AdvancedILFunctionList

Additionally we've provided some new speedy ways of getting a the "Advanced Analysis Functions" i.e. HighLevelILFunction and MediumLevelILFunction. Prior to Binary Ninja 3.0 the defacto way of iterating HLIL functions was something like this:

for f in bv.functions:
    do_stuff(f.hlil)

Although the above works it is not as fast as it could be, and in fact it isn't how the core would iterate functions. What the above code basically says is this:

Foreach function in the BinaryView generate the hlil and wait until the il is fully generated then do_stuff with that il.

Modern machines have lots of cores that can be put to work, and the above code really makes poor use of them. Here's where the AdvancedILFunctionList object comes in. This object allows users to request that many IL functions be generated at once and then doles them out as needed. This produces a dramatic latency reduction, allowing your python script to do much less waiting. Using the API is straight forward, as it's a generator that can be directly iterated.

for f in AdvancedILFunctionList(bv):
    do_stuff(f.hlil)

Using the AdvancedILFunctionList as above should result in minimally a 50% reduction in time spend waiting for IL generation. There are, however; some tweaks you can make to go even faster. The second parameter is the preload_limit which defaults to 5 a very low but reasonable number which should be safe on pretty much any computer Binary Ninja is running on. It is possible in situations where you're not severely constrained on RAM to bump this number up significantly and achieve reductions as much as 75%. In our testing we've found values of 400 and greater to produce even better results at the cost of additional RAM. Use the parameter with caution!

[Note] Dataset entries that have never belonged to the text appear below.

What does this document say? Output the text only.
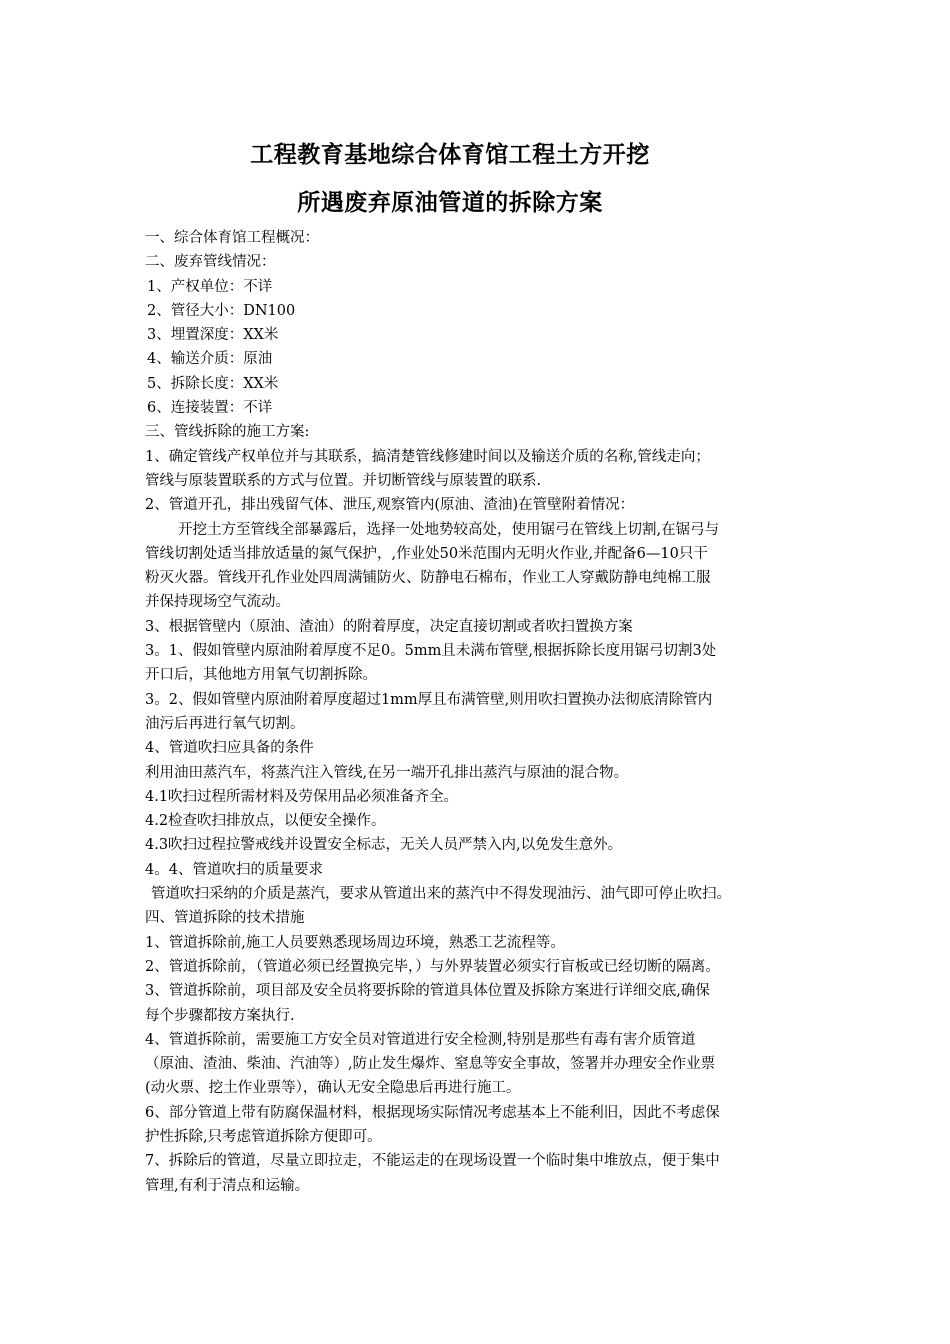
工程教育基地综合体育馆工程土方开挖
所遇废弃原油管道的拆除方案
一、综合体育馆工程概况：
二、废弃管线情况：
1、产权单位：不详
2、管径大小：DN100
3、埋置深度：XX米
4、输送介质：原油
5、拆除长度：XX米
6、连接装置：不详
三、管线拆除的施工方案:
1、确定管线产权单位并与其联系，搞清楚管线修建时间以及输送介质的名称,管线走向；
管线与原装置联系的方式与位置。并切断管线与原装置的联系.
2、管道开孔，排出残留气体、泄压,观察管内(原油、渣油)在管壁附着情况：
开挖土方至管线全部暴露后，选择一处地势较高处，使用锯弓在管线上切割,在锯弓与
管线切割处适当排放适量的氮气保护，,作业处50米范围内无明火作业,并配备6—10只干
粉灭火器。管线开孔作业处四周满铺防火、防静电石棉布，作业工人穿戴防静电纯棉工服
并保持现场空气流动。
3、根据管壁内（原油、渣油）的附着厚度，决定直接切割或者吹扫置换方案
3。1、假如管壁内原油附着厚度不足0。5mm且未满布管壁,根据拆除长度用锯弓切割3处
开口后，其他地方用氧气切割拆除。
3。2、假如管壁内原油附着厚度超过1mm厚且布满管壁,则用吹扫置换办法彻底清除管内
油污后再进行氧气切割。
4、管道吹扫应具备的条件
利用油田蒸汽车，将蒸汽注入管线,在另一端开孔排出蒸汽与原油的混合物。
4.1吹扫过程所需材料及劳保用品必须准备齐全。
4.2检查吹扫排放点，以便安全操作。
4.3吹扫过程拉警戒线并设置安全标志，无关人员严禁入内,以免发生意外。
4。4、管道吹扫的质量要求
管道吹扫采纳的介质是蒸汽，要求从管道出来的蒸汽中不得发现油污、油气即可停止吹扫。
四、管道拆除的技术措施
1、管道拆除前,施工人员要熟悉现场周边环境，熟悉工艺流程等。
2、管道拆除前，（管道必须已经置换完毕，）与外界装置必须实行盲板或已经切断的隔离。
3、管道拆除前，项目部及安全员将要拆除的管道具体位置及拆除方案进行详细交底,确保
每个步骤都按方案执行.
4、管道拆除前，需要施工方安全员对管道进行安全检测,特别是那些有毒有害介质管道
（原油、渣油、柴油、汽油等）,防止发生爆炸、窒息等安全事故，签署并办理安全作业票
(动火票、挖土作业票等），确认无安全隐患后再进行施工。
6、部分管道上带有防腐保温材料，根据现场实际情况考虑基本上不能利旧，因此不考虑保
护性拆除,只考虑管道拆除方便即可。
7、拆除后的管道，尽量立即拉走，不能运走的在现场设置一个临时集中堆放点，便于集中
管理,有利于清点和运输。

>>> timeit.timeit(lambda: [f.hlil for f in bv.functions], number=10)
30.704694400999983
>>> timeit.timeit(lambda: [f.hlil for f in AdvancedILFunctionList(bv)], number=10)
15.333463996999967
>>> timeit.timeit(lambda: [f.hlil for f in AdvancedILFunctionList(bv, preload_limit=400)], number=10)
7.710202791000029
>>> timeit.timeit(lambda: [f.hlil for f in AdvancedILFunctionList(bv, preload_limit=1000)], number=10)
7.229033582

Finally the 3rd parameter functions. This is convenient for situations when you're interested in going through your own collection of functions for instance if you'd like to iterate all the callee's of the current function you could do the following:

>>> len(current_function.callees)
5
>>> timeit.timeit(lambda: [f.hlil for f in current_function.callees], number=10000)
2.969805995999991
>>> timeit.timeit(lambda: [f.hlil for f in AdvancedILFunctionList(bv, preload_limit=10, functions=current_function.callees)], number=10000)
2.4418122349999294

As you can see there is some performance gain but as there aren't that many functions there is much less performance to be had.